„Meistermonster. Dem Regie-Genie Peter Zadek zum 80.“. Tagesspiegel, 19. Mai 2006

Veröffentlicht von Thomas am

VON PETER VON BECKER

Ulrich Wildgruber, sein gewiss kühnster Lieblingsschauspieler, hat „den Peter“, den er bisweilen auch „Herrn Zadek“ nannte, mit einem Augenblitzen einmal als „großen Gangster“ bezeichnet. Auch von Gert Voss, dem anderen Zadek-Favoriten, könnte diese ironisch liebevolle Zueignung stammen – während die Lieblingsschauspielerinnen, Angela Winkler, Ilse Ritter, Susanne Lothar oder Eva Matthes, den heute 80-jährigen Jubilar wohl doch etwas sanfter und inniger rühmen.

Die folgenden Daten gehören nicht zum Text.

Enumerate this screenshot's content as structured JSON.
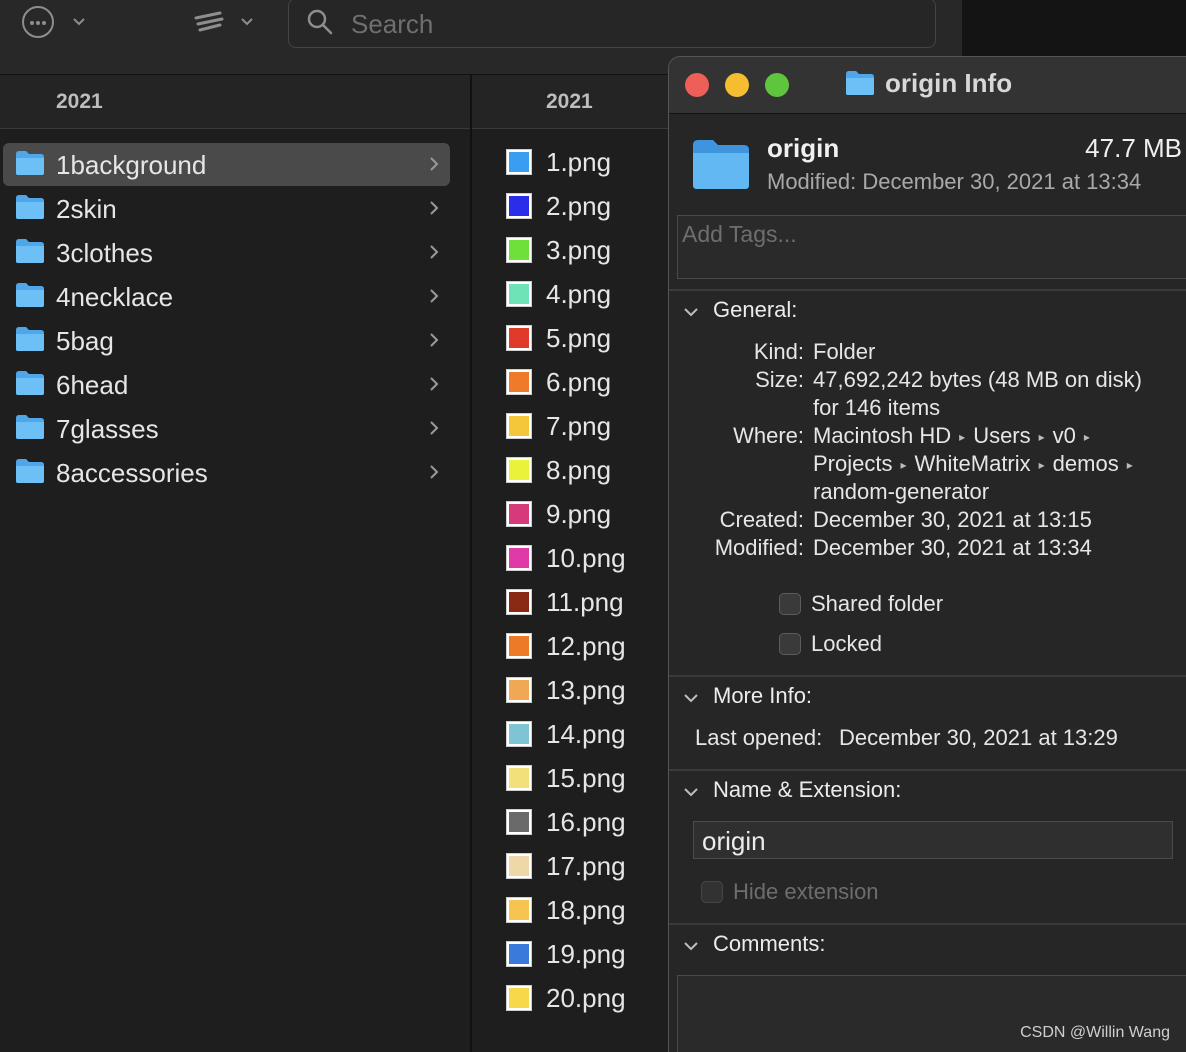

Zunächst mal: Peter Zadek ist als Regisseur einer der bedeutendsten Theatergeister der Gegenwart. Der andere heißt Peter Brook, über den dritten Platz ließe sich streiten. Nur nicht über Peter Zadek, den einst umstrittenen, doch in seiner exzeptionellen Begabung kaum je verkannten. Der gebürtige Berliner, aus einer säkularen jüdischen Familie, fegte nach seinen Anfängerjahren im englischen Exil wie ein Wirbelsturm hinein ins teils restaurative, teils schon aufbrechende bundesdeutsche Schauspiel der späten Adenauerzeit.

Das Ungeheure: Zadek schien von Anfang an eher ein Zeitgenosse Shakespeares als des viel näheren Brecht; er war ein Wahlverwandter des wilden, auch mal vulgären, doch immer poetischen elisabethanischen Theaters. Und wurde auf den deutschen Bildungsbürgerbühnen von Ulm bis Bremen, von Berlin bis Bochum und Hamburg zugleich zum Kontaktmann, zum Brückenschlager zur angelsächsischen Pop-Revolte. Dabei war (und ist) Zadek nie primär politisch, immer zuerst ästhetisch affiziert. Ein formbewusster Formensprenger, der den jeweils radikalsten, also tiefstgründenden Ausdruck für alte und neue Stoffe suchte. So hat er Shylock und Othello gegen alle political correctness (die damals noch Prüderie und guter Geschmack hieß) als Projektionen von verdrängtem Rassenhass und Sexualneid vorgestellt, als Jidden, als Nigger, als King Kong spielen lassen. Damit hat er die abgründigsten Shakespearestücke grell erhellt. Ist den Klassikern durch die Kostümierungen falscher Klassizität hindurch ganz vital an den Nerv gegangen. Hat sie ins Herz getroffen, in die Weichteile – bei Spielern wie Wildgruber, Hans Mahnke, Ganz, Voss, Tukur, bei Hermann Lause und Sepp Bierbichler sah das oft auch gespenstisch komisch aus. Und die eigenen dramatischen Zeitgenossen hat er früh erkannt, ob Tankred Dorst, dessen Stücke und Filme er inszenierte, oder den in Deutschland lange unterschätzten Alan Ayckbourn.

Ein Gangster? Zadek kann als Theatermann und Mensch zynisch und grausam, charmant, hintertrieben, zärtlich und schonungslos sein. Nur Fassbinder kam ihm darin nah: als geniales heiliges Monster. Und nun? Zadek bleibt, in der Zahl der Einladungen, der Rekordregisseur des Berliner Theatertreffens und hat soeben den zweiten Band seiner Memoiren veröffentlicht („Die heißen Jahre. 1970-1980“, bei Kiepenheuer & Witsch). Auch will er jetzt noch einmal zu neuen Ufern aufbrechen, mit einer freien Produktionsfirma bei Berlin. Dazu Glück für morgen und heute Gratulation.